場所は京都市北区紫竹(しちく)・紫野(むらさきの)エリアに位置する「新大宮商店街」。京都市内一長い商店街だが、少子高齢化、消費者ニーズの変化により空き店舗が目立つようになってきた。「新大宮広間」となった場所も、ケアプランセンターが2年前に退去してからというもの、内覧や問い合わせもなく空き状態が続いていた。オーナーの荒川朋彦さんは先祖代々から同エリアに多数土地を所有する地主で、時代の移り変わりを目の当たりにしてきた。
「このまま募集し続けても借り手はないだろうし、新築を建て収益化するのもしっくりこなかった。商店街は店主の高齢化が進む一方で、若い層が入店する動きもある。地域に人が集う場所をつくることが地主としての使命だと感じた」とプロジェクトの発端を話す荒川オーナー。
クラウドファンディングの活用も
どのような空間を創る必要があるのか、荒川さんは地元の不動産会社、フラットエージェンシーとともに考案する中、京都市の「誘導まちづくり支援事業」に申請した。採択されてから大学教授や地元のPTA、京都産業大学の学生らとともに、20年3月から1年かけて議論が交わされた。

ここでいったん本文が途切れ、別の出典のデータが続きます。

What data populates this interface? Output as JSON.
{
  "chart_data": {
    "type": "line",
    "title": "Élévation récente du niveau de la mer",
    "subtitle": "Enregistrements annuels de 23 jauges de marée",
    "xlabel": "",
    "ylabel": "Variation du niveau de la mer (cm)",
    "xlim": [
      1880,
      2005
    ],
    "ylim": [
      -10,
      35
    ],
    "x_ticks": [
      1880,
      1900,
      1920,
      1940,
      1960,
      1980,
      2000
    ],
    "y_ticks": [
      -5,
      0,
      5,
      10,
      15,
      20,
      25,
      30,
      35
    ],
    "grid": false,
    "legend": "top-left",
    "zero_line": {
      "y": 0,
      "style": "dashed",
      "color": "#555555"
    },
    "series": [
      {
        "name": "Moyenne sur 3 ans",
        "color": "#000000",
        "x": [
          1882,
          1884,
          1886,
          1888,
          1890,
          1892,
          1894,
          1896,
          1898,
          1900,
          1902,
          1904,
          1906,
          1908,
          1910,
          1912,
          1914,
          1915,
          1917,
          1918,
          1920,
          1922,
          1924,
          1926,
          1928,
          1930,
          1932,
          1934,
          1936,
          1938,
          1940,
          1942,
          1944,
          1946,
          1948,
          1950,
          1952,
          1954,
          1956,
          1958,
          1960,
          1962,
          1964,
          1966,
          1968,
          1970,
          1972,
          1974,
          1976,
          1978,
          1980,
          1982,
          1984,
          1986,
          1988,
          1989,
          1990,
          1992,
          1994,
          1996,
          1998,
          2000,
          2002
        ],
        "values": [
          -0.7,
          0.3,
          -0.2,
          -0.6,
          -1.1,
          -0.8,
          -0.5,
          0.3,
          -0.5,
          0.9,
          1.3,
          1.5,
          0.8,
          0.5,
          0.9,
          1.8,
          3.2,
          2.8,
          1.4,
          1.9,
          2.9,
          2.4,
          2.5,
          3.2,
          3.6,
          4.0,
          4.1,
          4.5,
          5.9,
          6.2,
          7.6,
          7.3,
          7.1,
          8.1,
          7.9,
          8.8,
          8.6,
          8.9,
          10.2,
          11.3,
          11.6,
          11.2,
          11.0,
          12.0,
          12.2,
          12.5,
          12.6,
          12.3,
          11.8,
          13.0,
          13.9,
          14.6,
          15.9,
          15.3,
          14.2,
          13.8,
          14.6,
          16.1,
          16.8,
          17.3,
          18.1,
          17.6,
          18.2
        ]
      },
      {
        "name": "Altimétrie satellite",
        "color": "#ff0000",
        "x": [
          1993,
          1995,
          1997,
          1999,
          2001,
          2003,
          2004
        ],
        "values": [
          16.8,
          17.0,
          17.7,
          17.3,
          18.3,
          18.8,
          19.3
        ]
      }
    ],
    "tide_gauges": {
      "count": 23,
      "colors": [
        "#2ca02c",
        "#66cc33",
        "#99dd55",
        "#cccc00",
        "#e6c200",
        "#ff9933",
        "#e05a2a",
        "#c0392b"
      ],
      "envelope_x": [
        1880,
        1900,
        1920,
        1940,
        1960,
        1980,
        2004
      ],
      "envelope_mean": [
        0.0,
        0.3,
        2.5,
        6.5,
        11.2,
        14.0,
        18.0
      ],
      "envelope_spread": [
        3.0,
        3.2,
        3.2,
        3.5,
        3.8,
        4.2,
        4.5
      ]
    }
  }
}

その結果、コミュニティースペースとして開設するにいたった。さらに昨秋にはクラウドファンディングで同プロジェクトの周知を図るとともに活動資金を募り、プロジェクター代などの機材費に充てたという。
「新大宮広間」建物は昭和初期に建てられ、長年テーラーが入居していた木造2階建て店舗付き住宅。大掛かりな工事はせず、人々が集える場所として活用できるよう、必要最小限の施工を行った。
1階は大型スクリーンやキッチンを設け、だれでも無料で使用できるスペースとした。非営利目的であればワークショップや無料講習会などの利用も可能だ。2階は照明やライトスタンド、三脚など機材を一式そろえ、有料スタジオとして貸し出ししている。さらに映像制作や編集、上映会もできるよう完備した。
プロデュース、ディレクションはフラットエージェンシーが、施設管理など運営は(一社)my turnが行っている。現在、オープンから2カ月。子連れや地域の住民の利用があるという。改修にかかった費用は600万円。機材代は80万円。
2018年、第一弾となるまちづくりも更地を広場として開設
新大宮商店街でのまちづくりの取り組みは、荒川オーナーやフラットエージェンシーにとって初の取り組みという訳ではない。商店街内の更地を地域の憩いの場「新大宮広場」として開放しており、小物販売やマルシェ、料理教室などさまざまなイベントが実施されているのだ。
荒川オーナーは「古くから住む人、これから住む人、町に興味がある人。みんなの居場所にすることが地域創生につながると思う。少子高齢化が進み、コロナ禍で社会変化が起こるいま、さまざまな取り組みにチャレンジしたい」と意気込みを語った。